Law and order are not upheld by teenagers breaking the law or by anyone else assuming the role of vigilante. Neither is rectification made by the death of a Trump supporter. The sorrowful joint that unites the two is the sudden death of a human being. To flippantly justify such a thing is to forget our own culpability before God, to disparage his image in human beings, and to invite the very same judgment upon ourselves.

The human face of sin is yours. And because it is yours is also Jesus Christ’s. Sin and Death are not overcome by motivated reasoning, by the pretense of moral purity, or by forceful coercion.
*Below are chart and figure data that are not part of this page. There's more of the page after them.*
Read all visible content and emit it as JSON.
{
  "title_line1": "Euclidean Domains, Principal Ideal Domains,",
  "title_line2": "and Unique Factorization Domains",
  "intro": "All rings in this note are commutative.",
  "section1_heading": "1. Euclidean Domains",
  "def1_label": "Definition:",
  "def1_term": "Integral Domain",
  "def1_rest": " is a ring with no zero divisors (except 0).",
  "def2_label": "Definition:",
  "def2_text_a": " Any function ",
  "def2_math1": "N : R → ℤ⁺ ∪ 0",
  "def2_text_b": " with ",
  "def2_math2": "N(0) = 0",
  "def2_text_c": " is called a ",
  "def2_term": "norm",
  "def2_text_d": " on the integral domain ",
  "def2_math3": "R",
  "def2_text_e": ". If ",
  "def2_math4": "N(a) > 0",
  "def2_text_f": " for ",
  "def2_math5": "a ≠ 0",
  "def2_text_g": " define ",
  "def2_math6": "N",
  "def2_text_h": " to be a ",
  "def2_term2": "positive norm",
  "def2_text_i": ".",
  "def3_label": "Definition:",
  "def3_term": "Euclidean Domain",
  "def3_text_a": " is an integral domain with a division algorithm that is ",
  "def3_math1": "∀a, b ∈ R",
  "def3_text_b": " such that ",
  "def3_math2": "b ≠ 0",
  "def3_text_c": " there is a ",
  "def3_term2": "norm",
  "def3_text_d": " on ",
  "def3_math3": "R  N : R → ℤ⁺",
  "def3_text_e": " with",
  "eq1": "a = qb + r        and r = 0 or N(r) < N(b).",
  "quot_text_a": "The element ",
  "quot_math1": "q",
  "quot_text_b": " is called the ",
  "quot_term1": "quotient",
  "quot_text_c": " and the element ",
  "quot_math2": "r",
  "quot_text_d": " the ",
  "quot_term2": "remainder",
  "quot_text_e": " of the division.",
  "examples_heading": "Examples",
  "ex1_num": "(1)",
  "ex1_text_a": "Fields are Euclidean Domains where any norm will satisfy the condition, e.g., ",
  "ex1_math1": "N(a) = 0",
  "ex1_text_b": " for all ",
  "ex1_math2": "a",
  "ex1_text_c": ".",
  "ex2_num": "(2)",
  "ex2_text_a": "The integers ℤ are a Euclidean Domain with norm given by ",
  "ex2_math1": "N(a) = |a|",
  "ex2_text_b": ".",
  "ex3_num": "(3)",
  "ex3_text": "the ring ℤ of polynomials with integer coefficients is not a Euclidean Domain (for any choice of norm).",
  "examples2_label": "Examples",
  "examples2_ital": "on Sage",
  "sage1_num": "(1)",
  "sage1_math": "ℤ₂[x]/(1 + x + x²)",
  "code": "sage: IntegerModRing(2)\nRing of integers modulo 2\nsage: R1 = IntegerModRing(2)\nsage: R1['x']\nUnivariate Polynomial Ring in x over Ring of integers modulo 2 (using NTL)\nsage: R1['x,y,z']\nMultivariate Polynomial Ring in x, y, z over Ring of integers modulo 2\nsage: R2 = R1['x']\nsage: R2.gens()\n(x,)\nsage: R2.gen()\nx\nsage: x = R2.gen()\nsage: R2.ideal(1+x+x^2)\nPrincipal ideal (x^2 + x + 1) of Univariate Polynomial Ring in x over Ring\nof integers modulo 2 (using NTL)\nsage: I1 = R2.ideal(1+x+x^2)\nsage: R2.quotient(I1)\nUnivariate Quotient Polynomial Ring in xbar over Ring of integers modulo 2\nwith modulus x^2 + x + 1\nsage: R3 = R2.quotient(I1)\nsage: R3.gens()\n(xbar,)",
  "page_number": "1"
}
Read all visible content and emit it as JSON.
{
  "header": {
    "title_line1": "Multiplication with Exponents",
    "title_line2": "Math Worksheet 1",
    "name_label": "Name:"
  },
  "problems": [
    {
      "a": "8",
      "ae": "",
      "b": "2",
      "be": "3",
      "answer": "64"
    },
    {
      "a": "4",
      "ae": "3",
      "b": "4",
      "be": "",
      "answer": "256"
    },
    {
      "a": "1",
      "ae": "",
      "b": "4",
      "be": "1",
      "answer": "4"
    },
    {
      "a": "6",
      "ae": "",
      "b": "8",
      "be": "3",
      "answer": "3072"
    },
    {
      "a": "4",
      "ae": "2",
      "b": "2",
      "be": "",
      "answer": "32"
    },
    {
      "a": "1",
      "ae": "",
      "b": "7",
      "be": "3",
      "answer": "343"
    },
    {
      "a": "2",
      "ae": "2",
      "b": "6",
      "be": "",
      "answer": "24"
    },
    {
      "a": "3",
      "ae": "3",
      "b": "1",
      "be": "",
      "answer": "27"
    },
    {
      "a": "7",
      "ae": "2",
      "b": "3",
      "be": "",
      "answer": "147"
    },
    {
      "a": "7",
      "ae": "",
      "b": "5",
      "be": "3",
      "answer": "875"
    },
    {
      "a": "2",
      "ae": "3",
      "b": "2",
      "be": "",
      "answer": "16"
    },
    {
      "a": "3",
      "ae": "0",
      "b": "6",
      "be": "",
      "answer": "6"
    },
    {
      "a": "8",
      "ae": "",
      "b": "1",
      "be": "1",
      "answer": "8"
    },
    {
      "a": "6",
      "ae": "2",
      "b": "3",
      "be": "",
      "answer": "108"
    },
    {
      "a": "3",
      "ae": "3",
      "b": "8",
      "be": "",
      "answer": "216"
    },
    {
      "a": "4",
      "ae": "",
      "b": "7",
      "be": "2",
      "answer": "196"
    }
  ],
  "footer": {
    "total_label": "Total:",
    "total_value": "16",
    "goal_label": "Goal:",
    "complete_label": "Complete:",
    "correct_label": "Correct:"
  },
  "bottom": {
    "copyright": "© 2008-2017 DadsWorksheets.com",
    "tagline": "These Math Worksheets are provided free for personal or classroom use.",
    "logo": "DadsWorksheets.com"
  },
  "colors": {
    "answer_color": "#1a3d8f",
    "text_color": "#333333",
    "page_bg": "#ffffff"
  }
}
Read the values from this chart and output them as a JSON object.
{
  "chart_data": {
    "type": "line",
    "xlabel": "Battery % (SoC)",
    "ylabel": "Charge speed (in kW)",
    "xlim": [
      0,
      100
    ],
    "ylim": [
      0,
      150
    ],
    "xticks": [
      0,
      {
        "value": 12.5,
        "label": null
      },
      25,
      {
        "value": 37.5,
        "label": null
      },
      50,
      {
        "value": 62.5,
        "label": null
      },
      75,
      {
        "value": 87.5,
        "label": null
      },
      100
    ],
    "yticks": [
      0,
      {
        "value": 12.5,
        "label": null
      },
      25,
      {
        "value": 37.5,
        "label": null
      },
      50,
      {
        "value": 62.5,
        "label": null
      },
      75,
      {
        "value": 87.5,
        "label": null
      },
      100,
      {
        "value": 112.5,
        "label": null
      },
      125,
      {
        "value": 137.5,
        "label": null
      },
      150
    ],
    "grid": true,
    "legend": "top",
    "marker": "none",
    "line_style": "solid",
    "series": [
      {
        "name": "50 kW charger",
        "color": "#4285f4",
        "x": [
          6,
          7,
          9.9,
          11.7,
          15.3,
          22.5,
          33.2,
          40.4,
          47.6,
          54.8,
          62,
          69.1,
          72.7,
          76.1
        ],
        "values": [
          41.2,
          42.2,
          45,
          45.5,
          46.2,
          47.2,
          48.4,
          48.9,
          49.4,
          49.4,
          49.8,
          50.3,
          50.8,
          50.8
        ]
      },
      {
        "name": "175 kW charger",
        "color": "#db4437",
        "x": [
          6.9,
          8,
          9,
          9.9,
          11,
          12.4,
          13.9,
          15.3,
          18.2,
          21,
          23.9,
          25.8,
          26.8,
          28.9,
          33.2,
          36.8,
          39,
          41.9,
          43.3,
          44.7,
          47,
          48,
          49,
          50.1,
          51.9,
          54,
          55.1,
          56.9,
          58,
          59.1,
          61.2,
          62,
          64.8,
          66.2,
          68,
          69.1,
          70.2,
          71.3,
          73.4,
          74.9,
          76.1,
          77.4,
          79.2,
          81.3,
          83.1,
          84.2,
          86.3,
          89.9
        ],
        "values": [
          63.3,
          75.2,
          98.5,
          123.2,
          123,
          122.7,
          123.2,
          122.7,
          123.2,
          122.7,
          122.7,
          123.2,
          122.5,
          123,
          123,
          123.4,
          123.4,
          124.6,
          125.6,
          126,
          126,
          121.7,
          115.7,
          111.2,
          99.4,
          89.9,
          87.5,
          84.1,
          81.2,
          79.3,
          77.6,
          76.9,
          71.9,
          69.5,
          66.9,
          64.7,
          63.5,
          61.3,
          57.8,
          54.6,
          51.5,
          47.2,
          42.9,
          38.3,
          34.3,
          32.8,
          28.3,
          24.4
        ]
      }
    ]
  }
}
So long as we pretend the world’s wrongs can be righted through the deaths of those we oppose we will go on contributing to the deadly stalemate between calcified code fetishisms. None of us can claim a moral superiority which refuses to reckon with the ubiquity of Sin’s influence and impairment, which pretends that influence and impairment has been effectively overcome in our case. For in so doing we prove the justice we endorse does not originate in God and, instead, present ourselves as servants of Death.

Editors note: An earlier version of this essay used the phrase “the murderer of two of them” and “the criminality of Rittenhouse’s actions.” The piece has been changed to read “the killer of two of them,” and “the nature of Rittenhouse’s actions.” I (Jake) took this action because “murder” and “criminality” are terms with specific legal meanings and it is my general policy to avoid using those terms prior to a trial. In this case, I simply missed those words during my editing process. The error is my own and I apologize for the mistake.